‘Blade & Sorcery’ Studio Confirms Next “highly moddable” VR Game in Development

VR’s favorite combat sim Blade & Sorcery (2024) may have wrapped up development with its big 1.0 release in June, but creator Warpfrog says it’s already on to its next title, which will be just as “highly moddable” as its breakout physics combat game.

Details are still thin on the ground, however the studio tells Road to VR its next title is indeed a VR game, and will have the “familiar hallmarks of Warpfrog games,” which include physics-based interactions and a heavy emphasis on simulation.

Additionally, the studio confirmed its follow-up will be “highly moddable in the same way Blade & Sorcery is.”

Notably, Blade & Sorcery allows for easy modding both manually and with Nexus Mod Manager, which places all of the right files in the user’s game folder, letting you do things as small as add extra sparks to weapons when they clash, to importing user-generated maps and weapons for an entirely new experience.

Speaking to Meta back in October, the studio said it’s incorporating a new framework into its next game, which was the result of pushing its old framework to the max during Blade & Sorcery’s long stint in early access.

“We have to get rid of a bit of spaghetti code and scale that.
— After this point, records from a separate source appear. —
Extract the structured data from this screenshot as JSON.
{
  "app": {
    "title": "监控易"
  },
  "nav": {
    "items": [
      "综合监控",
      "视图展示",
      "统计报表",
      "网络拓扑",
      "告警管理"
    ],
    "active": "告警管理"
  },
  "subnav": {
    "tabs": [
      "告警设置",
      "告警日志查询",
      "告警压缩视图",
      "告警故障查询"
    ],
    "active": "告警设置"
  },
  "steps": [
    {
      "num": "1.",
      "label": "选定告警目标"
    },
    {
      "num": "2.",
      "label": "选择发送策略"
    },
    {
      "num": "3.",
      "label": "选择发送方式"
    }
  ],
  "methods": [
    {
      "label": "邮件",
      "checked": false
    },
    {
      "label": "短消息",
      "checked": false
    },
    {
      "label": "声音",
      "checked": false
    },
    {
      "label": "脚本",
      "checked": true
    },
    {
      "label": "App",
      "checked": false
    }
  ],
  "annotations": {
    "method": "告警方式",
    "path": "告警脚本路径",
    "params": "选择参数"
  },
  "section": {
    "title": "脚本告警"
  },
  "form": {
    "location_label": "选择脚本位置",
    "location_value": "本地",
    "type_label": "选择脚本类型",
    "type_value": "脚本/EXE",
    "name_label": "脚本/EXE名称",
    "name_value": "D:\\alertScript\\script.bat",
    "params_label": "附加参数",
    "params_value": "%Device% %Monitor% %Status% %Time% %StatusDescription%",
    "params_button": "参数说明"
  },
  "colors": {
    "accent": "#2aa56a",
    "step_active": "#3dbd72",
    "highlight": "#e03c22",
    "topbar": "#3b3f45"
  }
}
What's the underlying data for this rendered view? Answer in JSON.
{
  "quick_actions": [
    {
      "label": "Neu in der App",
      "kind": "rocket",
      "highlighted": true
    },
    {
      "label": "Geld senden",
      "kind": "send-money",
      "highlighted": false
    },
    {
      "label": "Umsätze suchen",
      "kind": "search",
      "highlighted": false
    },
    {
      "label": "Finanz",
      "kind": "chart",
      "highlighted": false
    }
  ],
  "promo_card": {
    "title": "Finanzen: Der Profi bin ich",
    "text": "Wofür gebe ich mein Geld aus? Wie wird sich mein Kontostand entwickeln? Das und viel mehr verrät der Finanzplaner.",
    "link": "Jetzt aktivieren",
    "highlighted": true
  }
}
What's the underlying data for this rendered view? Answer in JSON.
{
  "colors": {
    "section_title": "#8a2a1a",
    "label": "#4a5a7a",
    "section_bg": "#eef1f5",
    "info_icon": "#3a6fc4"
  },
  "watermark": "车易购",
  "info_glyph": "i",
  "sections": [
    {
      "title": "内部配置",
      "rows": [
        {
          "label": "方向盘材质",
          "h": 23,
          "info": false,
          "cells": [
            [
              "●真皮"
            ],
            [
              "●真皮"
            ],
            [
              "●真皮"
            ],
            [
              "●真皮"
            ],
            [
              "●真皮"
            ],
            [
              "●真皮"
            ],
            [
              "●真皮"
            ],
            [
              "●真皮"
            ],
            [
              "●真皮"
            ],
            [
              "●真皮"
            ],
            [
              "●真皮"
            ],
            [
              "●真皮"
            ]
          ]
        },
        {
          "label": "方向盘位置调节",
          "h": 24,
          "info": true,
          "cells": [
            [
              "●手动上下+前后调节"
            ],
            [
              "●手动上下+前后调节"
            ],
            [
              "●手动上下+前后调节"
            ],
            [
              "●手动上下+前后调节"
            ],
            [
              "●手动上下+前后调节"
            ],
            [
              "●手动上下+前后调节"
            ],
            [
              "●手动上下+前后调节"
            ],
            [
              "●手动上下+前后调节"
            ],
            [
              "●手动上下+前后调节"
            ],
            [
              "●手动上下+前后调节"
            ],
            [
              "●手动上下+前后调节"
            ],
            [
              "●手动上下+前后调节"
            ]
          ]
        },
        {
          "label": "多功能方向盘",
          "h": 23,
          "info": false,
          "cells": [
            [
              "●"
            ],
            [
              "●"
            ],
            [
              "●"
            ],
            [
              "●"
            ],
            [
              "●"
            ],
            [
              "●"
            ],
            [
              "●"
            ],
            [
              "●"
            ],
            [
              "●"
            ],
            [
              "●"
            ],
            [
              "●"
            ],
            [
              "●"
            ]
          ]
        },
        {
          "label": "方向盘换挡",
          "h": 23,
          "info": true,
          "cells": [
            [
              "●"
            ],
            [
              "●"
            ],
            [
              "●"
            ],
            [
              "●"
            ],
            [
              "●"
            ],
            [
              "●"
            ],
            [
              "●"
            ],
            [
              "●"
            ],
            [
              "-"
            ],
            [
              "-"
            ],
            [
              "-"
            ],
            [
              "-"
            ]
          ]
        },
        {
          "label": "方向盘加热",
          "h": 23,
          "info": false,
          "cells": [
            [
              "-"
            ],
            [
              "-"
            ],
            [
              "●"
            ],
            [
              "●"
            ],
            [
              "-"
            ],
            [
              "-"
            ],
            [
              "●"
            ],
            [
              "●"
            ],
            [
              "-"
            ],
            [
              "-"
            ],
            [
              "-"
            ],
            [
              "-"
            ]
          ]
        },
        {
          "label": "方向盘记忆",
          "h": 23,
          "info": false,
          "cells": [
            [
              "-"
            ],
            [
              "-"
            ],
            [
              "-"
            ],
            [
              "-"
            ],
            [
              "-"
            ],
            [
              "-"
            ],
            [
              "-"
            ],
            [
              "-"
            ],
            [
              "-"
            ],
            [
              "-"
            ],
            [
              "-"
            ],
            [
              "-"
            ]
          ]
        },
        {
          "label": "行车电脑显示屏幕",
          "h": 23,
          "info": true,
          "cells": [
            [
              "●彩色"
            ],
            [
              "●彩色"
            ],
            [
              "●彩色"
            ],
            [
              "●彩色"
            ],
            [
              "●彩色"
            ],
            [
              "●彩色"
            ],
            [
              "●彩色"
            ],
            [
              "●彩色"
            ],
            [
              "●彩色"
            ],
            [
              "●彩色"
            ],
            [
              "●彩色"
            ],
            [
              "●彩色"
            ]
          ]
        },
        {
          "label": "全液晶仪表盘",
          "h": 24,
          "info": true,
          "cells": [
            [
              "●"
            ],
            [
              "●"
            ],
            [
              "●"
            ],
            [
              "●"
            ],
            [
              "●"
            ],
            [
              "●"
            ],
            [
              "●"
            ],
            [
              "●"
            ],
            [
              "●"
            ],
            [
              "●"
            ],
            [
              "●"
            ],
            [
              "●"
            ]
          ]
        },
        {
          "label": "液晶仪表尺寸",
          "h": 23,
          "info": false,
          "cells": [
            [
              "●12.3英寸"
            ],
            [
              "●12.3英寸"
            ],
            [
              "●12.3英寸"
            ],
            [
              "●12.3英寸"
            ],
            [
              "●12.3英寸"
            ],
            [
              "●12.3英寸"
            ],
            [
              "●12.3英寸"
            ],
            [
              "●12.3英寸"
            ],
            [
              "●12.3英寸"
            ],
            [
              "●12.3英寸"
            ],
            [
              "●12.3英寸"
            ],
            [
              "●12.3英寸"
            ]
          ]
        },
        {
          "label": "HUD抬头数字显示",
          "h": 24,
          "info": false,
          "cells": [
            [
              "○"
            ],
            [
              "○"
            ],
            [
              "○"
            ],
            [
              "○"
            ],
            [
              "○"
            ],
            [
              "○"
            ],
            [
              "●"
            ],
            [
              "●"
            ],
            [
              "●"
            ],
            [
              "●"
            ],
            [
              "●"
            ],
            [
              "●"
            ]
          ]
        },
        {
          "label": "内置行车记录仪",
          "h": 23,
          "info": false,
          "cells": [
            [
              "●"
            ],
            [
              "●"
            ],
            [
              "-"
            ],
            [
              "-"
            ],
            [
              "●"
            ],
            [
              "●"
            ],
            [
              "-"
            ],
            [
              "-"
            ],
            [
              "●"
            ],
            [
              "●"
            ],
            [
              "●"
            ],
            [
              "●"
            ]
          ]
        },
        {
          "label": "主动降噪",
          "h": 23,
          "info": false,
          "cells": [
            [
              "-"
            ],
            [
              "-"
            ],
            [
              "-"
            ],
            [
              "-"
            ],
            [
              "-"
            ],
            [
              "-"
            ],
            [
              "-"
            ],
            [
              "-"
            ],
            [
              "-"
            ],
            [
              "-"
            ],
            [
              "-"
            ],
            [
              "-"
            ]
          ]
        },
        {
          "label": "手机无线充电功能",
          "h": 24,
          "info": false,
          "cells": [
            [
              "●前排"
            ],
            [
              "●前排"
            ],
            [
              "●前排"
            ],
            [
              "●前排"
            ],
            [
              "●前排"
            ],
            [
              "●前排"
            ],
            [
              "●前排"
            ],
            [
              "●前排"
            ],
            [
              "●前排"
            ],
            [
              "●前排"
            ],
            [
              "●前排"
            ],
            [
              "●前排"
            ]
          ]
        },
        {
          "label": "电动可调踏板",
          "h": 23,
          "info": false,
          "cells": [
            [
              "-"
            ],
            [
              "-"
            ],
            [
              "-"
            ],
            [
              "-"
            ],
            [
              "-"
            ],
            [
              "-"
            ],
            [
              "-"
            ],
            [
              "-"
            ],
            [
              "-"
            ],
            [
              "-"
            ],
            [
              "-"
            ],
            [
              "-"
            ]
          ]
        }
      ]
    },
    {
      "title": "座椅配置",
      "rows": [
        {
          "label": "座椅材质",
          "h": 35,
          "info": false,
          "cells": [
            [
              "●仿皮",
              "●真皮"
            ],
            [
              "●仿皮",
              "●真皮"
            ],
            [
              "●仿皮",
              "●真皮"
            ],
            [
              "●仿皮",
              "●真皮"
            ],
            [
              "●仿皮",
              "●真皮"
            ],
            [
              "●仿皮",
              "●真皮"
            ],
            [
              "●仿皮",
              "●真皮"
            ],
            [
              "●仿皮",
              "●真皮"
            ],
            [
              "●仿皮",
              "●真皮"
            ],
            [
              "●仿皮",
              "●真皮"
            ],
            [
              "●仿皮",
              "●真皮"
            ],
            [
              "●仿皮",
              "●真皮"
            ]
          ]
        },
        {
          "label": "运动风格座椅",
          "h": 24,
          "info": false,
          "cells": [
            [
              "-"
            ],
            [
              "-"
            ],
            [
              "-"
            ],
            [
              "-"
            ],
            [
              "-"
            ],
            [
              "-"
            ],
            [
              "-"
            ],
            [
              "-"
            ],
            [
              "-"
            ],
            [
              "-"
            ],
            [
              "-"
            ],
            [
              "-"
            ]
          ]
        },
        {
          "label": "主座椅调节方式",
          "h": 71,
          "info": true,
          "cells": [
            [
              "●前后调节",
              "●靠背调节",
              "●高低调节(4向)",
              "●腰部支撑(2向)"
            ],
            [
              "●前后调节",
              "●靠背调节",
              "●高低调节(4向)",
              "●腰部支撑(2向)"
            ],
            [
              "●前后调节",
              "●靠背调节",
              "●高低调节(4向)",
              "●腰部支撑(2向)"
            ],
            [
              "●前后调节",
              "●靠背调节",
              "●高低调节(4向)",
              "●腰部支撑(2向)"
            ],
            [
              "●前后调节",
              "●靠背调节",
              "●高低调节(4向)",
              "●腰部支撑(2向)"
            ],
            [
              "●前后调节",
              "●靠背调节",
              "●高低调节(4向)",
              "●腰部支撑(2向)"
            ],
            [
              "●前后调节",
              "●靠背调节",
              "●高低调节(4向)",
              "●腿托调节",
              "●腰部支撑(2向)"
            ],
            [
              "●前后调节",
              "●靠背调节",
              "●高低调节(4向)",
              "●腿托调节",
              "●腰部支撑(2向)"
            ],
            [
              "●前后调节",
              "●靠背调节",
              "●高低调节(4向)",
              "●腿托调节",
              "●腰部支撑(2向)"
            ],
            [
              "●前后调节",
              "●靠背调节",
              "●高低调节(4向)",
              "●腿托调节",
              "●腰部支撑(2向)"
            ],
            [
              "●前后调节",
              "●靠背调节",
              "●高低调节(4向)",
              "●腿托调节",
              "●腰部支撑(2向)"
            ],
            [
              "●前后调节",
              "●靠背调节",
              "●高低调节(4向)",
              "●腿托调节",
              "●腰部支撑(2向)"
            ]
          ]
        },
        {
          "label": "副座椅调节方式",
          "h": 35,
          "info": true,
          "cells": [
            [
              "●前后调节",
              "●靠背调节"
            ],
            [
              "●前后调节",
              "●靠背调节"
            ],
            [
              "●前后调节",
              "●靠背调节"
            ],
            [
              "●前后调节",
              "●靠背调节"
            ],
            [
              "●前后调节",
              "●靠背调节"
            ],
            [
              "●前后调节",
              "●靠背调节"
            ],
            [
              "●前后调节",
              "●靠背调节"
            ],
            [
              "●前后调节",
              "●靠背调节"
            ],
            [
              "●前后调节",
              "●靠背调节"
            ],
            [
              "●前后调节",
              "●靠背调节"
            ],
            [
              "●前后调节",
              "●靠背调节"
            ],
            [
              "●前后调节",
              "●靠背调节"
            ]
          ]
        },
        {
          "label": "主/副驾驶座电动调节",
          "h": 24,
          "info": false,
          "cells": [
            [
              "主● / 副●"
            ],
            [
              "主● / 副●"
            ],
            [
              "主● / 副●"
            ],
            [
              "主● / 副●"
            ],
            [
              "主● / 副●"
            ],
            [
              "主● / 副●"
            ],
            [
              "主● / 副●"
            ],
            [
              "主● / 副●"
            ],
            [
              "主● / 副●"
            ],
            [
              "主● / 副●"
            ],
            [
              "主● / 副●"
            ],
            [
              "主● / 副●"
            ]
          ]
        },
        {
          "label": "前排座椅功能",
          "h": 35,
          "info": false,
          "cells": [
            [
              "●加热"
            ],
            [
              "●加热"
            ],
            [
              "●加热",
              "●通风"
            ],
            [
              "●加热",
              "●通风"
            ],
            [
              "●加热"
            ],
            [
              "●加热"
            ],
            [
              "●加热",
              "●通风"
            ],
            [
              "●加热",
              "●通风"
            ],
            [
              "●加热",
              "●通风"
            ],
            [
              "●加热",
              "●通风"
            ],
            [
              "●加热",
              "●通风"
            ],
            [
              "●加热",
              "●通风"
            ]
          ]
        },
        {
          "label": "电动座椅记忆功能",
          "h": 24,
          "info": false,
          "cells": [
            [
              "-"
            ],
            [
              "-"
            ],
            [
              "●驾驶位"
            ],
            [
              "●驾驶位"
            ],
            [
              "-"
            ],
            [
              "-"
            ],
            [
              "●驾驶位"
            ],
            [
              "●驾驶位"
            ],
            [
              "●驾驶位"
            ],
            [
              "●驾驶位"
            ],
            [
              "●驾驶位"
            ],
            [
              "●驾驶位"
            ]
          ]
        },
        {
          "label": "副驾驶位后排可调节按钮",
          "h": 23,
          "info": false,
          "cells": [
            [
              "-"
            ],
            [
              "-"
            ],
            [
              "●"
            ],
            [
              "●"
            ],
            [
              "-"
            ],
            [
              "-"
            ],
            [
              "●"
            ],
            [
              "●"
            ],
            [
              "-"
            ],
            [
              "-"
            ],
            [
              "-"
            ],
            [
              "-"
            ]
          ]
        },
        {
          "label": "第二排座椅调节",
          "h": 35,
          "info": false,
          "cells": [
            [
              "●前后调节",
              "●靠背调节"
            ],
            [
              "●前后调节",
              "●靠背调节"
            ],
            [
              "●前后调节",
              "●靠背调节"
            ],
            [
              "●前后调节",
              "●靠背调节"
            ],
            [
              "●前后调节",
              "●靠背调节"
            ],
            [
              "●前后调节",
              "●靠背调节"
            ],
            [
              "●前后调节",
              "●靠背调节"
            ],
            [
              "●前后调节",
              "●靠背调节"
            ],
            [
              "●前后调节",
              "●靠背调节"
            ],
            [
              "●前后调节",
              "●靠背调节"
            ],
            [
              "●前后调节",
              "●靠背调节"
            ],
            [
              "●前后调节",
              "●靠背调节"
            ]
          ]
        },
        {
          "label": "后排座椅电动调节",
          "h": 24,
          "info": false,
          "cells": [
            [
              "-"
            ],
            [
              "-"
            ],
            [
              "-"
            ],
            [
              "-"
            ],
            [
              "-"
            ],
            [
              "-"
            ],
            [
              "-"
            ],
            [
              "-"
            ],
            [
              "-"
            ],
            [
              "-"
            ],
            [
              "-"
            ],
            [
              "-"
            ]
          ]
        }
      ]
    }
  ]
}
We have to basically rework from scratch on something new for a new engine. We started to work on a new framework that’s going to be much faster with a new game. And the idea this time is to have a framework that is made for the team, so it will be the first time that we now are working from A to Z on the game with a full team.”

To say we’re expecting good things from Warpfrog is somewhat of an understatement, given that the one-time one-person project, headed by Warpfrog’s sole developer ‘KospY’, has since scaled up to now a nearly 30-strong team.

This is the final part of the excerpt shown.